By D. Jeffrey Campbell, Linda Pissott Reig and John W. Leardi
December 02, 2005

When a patient files a lawsuit against a drug or medical device company, it is typically based on product liability allegations that the pharmaceutical product caused physical injury. In recent years, however, patients are asserting violations of state consumer fraud or unfair trade practices acts in addition to product liability claims. The benefit of doing so is clear. These claims, if successful, allow enhanced recovery of treble damages, attorneys' fees, court costs and fees.

What happens, however, when a drug or medical device has not caused the litigant any physical injury? Rather than claiming physical injury, a purchaser sues based on a state's consumer fraud or unfair trade practice act, alleging that the drug or medical device company engaged in fraudulent advertising or promotion, or withheld safety information from the physician and consumer.

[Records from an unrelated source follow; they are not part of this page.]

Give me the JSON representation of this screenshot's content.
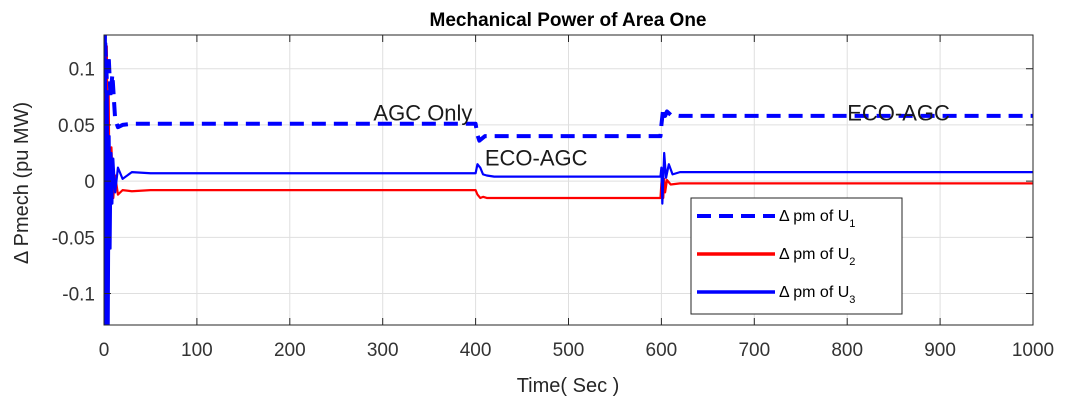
{
  "chart_data": {
    "type": "line",
    "title": "Mechanical Power of Area One",
    "xlabel": "Time( Sec )",
    "ylabel": "Δ Pmech (pu MW)",
    "xlim": [
      0,
      1000
    ],
    "ylim": [
      -0.128,
      0.13
    ],
    "xticks": [
      0,
      100,
      200,
      300,
      400,
      500,
      600,
      700,
      800,
      900,
      1000
    ],
    "yticks": [
      -0.1,
      -0.05,
      0,
      0.05,
      0.1
    ],
    "xtick_labels": [
      "0",
      "100",
      "200",
      "300",
      "400",
      "500",
      "600",
      "700",
      "800",
      "900",
      "1000"
    ],
    "ytick_labels": [
      "-0.1",
      "-0.05",
      "0",
      "0.05",
      "0.1"
    ],
    "grid": true,
    "legend_position": "lower-right",
    "annotations": [
      {
        "text": "AGC Only",
        "x": 290,
        "y": 0.054
      },
      {
        "text": "ECO-AGC",
        "x": 410,
        "y": 0.014
      },
      {
        "text": "ECO-AGC",
        "x": 800,
        "y": 0.054
      }
    ],
    "series": [
      {
        "name": "Δ pm of U1",
        "legend_main": "Δ pm of U",
        "legend_sub": "1",
        "color": "#0000ff",
        "style": "dashed",
        "x": [
          0,
          1,
          3,
          5,
          7,
          9,
          12,
          15,
          20,
          30,
          50,
          100,
          200,
          300,
          400,
          402,
          404,
          407,
          410,
          420,
          500,
          599,
          600,
          602,
          604,
          606,
          610,
          620,
          700,
          800,
          900,
          1000
        ],
        "y": [
          0,
          0.13,
          0.09,
          0.112,
          0.075,
          0.095,
          0.055,
          0.048,
          0.05,
          0.051,
          0.051,
          0.051,
          0.051,
          0.051,
          0.051,
          0.041,
          0.036,
          0.038,
          0.04,
          0.04,
          0.04,
          0.04,
          0.05,
          0.065,
          0.058,
          0.062,
          0.059,
          0.058,
          0.058,
          0.058,
          0.058,
          0.058
        ]
      },
      {
        "name": "Δ pm of U2",
        "legend_main": "Δ pm of U",
        "legend_sub": "2",
        "color": "#ff0000",
        "style": "solid",
        "x": [
          0,
          1,
          2,
          3,
          4,
          5,
          6,
          8,
          10,
          12,
          15,
          20,
          30,
          50,
          100,
          200,
          300,
          400,
          402,
          405,
          408,
          412,
          420,
          500,
          599,
          600,
          601,
          602,
          603,
          604,
          606,
          610,
          620,
          700,
          800,
          900,
          1000
        ],
        "y": [
          0,
          0.13,
          -0.08,
          0.12,
          0.02,
          0.08,
          -0.02,
          0.03,
          -0.015,
          0.005,
          -0.012,
          -0.008,
          -0.009,
          -0.008,
          -0.008,
          -0.008,
          -0.008,
          -0.008,
          -0.012,
          -0.015,
          -0.014,
          -0.015,
          -0.015,
          -0.015,
          -0.015,
          -0.002,
          0.005,
          -0.015,
          0.002,
          -0.01,
          0.001,
          -0.003,
          -0.002,
          -0.002,
          -0.002,
          -0.002,
          -0.002
        ]
      },
      {
        "name": "Δ pm of U3",
        "legend_main": "Δ pm of U",
        "legend_sub": "3",
        "color": "#0000ff",
        "style": "solid",
        "x": [
          0,
          1,
          2,
          3,
          4,
          5,
          6,
          7,
          8,
          9,
          10,
          12,
          15,
          20,
          30,
          50,
          100,
          200,
          300,
          400,
          402,
          405,
          408,
          412,
          420,
          500,
          599,
          600,
          601,
          603,
          605,
          608,
          612,
          620,
          700,
          800,
          900,
          1000
        ],
        "y": [
          0,
          -0.128,
          0.1,
          -0.128,
          0.08,
          -0.128,
          0.04,
          -0.06,
          0.025,
          -0.02,
          0.02,
          -0.01,
          0.012,
          0.002,
          0.008,
          0.007,
          0.007,
          0.007,
          0.007,
          0.007,
          0.015,
          0.012,
          0.006,
          0.005,
          0.004,
          0.004,
          0.004,
          0.012,
          -0.02,
          0.025,
          0.003,
          0.015,
          0.006,
          0.008,
          0.008,
          0.008,
          0.008,
          0.008
        ]
      }
    ]
  }
}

For example, uninjured plaintiffs seek damages for allegedly having paid an “artificially inflated price” due to the dissemination of misleading information about the product.

This article evaluates several recent cases involving patients, physicians and health care plans that sued pharmaceutical companies under their states' consumer fraud or unfair trade practices acts. These lawsuits involve various innovative theories of recovery. In some instances, courts summarily dismissed these actions, but in others, they permitted discovery to proceed.